Mariage en vue pour Petercam et Degroof?

28/08/14 à 08:44 - Mise à jour à 08:44

Source: Trends-Tendances

Spécialisées dans la gestion de patrimoine, les deux banques privées parleraient mariage, selon L'Echo. Le scénario a-t-il vraiment des chances de se réaliser ? Décryptage.

Mariage en vue pour Petercam et Degroof?

Selon nos confrères de L'Echo, Petercam et la Banque Degroof discuteraient d'un rapprochement. Info ou intox ? Ce n'est en tous cas pas la première fois que pareil scénario de fusion entre les deux maisons est évoqué. Il circule même depuis plusieurs années dans le Landerneau bancaire, sans jamais s'être jusqu'ici concrétisé. Effet de taille Principal argument qui plaide en faveur du rapprochement : l'état de santé de Petercam ? Toujours selon les informations de L'Echo, c'est en effet la maison de la place Sainte Gudule (affichant pour 2013 un bénéfice net de 22 millions d'euros, 14 milliards d'euros actifs sous gestion et 420 employés) qui serait venu frapper à la porte de la Banque Degroof, et non l'inverse.

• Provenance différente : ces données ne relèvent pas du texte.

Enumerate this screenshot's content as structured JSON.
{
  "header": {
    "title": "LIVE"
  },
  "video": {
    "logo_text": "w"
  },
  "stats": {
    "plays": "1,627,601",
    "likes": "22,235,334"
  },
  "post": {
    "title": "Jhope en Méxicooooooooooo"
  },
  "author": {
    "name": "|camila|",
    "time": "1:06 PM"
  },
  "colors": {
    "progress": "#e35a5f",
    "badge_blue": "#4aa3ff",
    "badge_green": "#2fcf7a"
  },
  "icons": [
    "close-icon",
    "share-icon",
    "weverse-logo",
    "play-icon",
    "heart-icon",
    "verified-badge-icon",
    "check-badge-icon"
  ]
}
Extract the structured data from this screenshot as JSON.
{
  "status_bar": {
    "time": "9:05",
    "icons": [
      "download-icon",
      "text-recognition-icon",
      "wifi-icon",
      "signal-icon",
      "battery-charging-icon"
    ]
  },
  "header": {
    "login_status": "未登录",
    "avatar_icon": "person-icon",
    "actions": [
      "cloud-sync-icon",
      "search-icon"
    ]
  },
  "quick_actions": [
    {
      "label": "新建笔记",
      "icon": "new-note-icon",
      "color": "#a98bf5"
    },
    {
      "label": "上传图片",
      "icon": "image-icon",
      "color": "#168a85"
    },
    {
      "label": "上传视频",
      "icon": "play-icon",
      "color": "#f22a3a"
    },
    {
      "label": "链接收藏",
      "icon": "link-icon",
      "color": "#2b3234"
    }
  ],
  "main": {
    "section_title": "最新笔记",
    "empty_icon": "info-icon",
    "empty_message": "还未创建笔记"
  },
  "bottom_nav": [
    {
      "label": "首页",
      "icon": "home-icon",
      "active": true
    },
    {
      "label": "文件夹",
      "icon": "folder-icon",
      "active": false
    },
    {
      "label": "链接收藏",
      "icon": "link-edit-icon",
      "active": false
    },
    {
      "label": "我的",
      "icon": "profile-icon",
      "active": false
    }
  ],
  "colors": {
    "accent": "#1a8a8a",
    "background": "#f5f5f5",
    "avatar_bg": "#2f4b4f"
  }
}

On le sait, Petercam n'a pas été épargnée par la crise et ses avatars. Aux yeux des spécialistes, un mariage avec la vénérable institution de la rue de l'Industrie devrait lui permettre de retrouver une meilleure santé financière, moyennant entre autres des économies d'échelle dans un contexte où les frais de fonctionnement augmentent de plus en plus, notamment à cause des aspects réglementaires. Et cela, sur un marché de la gestion de fortune où la concurrence ne cesse de s'accroître. Certes, conseiller les particuliers aisés dans la gestion de leur fortune reste porteur. On n'a jamais compté autant de millionnaires en Belgique qu'aujourd'hui. Mais le marché est de plus en plus encombré. Nombreux sont les acteurs spécialisés venus de l'étranger (luxembourgeois, français et suisses) à y avoir pris pied au cours des dernières années pour y concurrencer les enseignes locales, suite notamment à la chasse aux évadés fiscaux. Quant aux grandes banques universelles, elles ont fortement redynamisé leur offre de produits tout en procédant à des investissements technologiques pour répondre aux attentes des clients en matière de services digitaux.

Une mariée trop grasse Dans cet environnement difficile, un mariage peut se comprendre. Seul hic, la mariée n'est pas prête. "Elle est beaucoup trop grasse, glisse cet observateur privilégié, faisant référence à la Banque Degroof. Elle doit d'abord absolument réduire ses coûts." Banque privée indépendante, qui comme Petercam n'est pas adossée à un groupe bancaire, Degroof est implantée dans six pays et emploie un bon millier de collaborateurs pour 28 milliards d'euros d'actifs sous gestion. Son bénéfice net s'est établi à 74 millions d'euros au cours de l'exercice écoulé. Or, compte tenu de ces effectifs, dit-on, il est possible de faire mieux.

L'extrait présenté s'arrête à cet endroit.